Once they were over the initial shock, though, mine turned into novelty-crazed thrill-seekers. I'm not kidding. I've never had a problem with unfamiliar food, but I've had a problem with them trying to eat everything in sight. Today Arky had quite a good go at eating the sleeve of my favourite Janis Joplin t-shirt. I have to be super-careful with the rubber gloves I wear to clean out the coop. I had to stop using straw bedding because Arky and Trex developed this mania for eating it (they eat the wood shavings as well, but at least those are short enough not to get tangled up inside them), and their first response to me re-filling their dust bath is still to try and eat it all. They have to be shut out of the coop when I'm poo-picking, or they'll try and eat their own poop, because the fact of it being moved around suddenly makes it new and delicious.
It's not just food-related, either. If they hear me moving around outside the coop before I let them out, they start jumping up and down and throwing themselves against the window. I was hammering a new roof onto their run the other day, and instead of running away from the scary banging noise, they ran towards it to see what was happening. This behaviour was at its scariest when I found a fox looking in on them, and all four staring back at it with apparent fascination. The need for novelty beats fear every time, and not in a good way.

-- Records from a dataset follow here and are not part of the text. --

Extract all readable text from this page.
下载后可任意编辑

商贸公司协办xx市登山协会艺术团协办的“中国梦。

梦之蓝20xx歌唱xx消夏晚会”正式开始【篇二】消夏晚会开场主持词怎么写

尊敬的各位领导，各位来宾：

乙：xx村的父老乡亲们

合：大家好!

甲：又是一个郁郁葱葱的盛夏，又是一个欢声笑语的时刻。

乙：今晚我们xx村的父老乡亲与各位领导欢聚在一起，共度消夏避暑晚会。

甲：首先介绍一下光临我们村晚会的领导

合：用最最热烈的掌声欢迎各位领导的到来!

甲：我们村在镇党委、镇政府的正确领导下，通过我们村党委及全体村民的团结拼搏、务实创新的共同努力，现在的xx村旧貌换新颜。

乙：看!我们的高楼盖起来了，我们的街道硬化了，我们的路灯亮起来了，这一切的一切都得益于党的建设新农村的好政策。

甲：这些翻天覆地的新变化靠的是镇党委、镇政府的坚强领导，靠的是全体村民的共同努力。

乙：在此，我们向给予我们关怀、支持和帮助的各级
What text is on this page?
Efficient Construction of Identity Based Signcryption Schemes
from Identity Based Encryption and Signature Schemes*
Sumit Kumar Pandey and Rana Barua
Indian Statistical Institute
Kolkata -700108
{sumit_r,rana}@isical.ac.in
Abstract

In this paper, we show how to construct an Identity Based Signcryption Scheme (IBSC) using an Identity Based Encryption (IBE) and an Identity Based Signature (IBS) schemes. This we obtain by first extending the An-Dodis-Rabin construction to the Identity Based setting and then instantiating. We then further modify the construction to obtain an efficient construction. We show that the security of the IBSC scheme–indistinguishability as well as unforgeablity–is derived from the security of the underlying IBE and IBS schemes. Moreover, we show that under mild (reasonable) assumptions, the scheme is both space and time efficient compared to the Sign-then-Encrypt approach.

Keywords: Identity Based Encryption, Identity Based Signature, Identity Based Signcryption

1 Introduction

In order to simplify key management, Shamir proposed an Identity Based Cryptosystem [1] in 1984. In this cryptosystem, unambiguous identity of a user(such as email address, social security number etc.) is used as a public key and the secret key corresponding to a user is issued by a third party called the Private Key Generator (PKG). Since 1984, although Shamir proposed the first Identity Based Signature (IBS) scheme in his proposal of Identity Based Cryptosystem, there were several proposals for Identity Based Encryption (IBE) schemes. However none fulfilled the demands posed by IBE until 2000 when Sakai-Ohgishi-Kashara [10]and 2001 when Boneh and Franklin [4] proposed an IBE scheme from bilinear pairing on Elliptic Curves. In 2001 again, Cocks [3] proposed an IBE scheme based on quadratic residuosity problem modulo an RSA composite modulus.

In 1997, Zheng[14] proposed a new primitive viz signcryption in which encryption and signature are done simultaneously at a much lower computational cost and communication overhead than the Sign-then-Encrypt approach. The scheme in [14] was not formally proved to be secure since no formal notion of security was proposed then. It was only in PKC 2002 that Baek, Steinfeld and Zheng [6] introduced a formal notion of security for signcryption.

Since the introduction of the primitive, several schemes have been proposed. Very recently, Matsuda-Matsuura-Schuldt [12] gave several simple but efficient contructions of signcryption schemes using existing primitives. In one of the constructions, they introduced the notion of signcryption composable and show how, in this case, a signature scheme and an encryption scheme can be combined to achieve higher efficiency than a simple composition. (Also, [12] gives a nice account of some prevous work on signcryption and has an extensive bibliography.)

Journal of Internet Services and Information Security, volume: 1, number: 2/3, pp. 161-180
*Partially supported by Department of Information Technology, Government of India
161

This is because my birds are, basically, brain-damaged. I love them, and I will keep them alive for as long as they have a good quality of life. Eggs are irrelevant; if getting them implanted to stop them laying lengthens their enjoyable lives, I'll do it. But they're not right. Animals that are raised in deprived conditions end up getting excited over new things totally out of proportion to how new or exciting the thing actually is. Small changes send them mental. Alertness, curiosity and playing are generally good signs, but in these animals, they've become pathological. It's not just that they're emotionally damaged; deprived and overstimulating conditions (battery cages can probably be considered a bit of both, since they don't allow normal chicken behaviour but they're crowded, overlit and incredibly noisy) cause changes in the growth of the brain. I first read about this in Temple Grandin's Making Animals Happy, and she's got her dissertation on it on her website.
As I basically (probably mis-) understand the science, brains have dendrites, which are the fribbly branching bits on the end of nerve cells that catch the electric/chemical impulses. Animals raised in enriched environments have more dendrite growth in the bits of their brains that enable them to interact with the enrichment, and this is generally regarded as a good thing. However, animals raised in barren environments grow even more dendrites as the animal desperately tries to find things to do and gets overexcited over tiny changes, and that's not a good thing. Dendrite growth and behaviour is a bit - forgive me - chicken and egg. But the basic point is, quoting Temple Grandin's dissertation, "Placing an animal in a relatively barren environment will increase excitability, irritability, and self-stimulatory behavior."
Which is why I have thrill-seeking, brain-damaged chickens.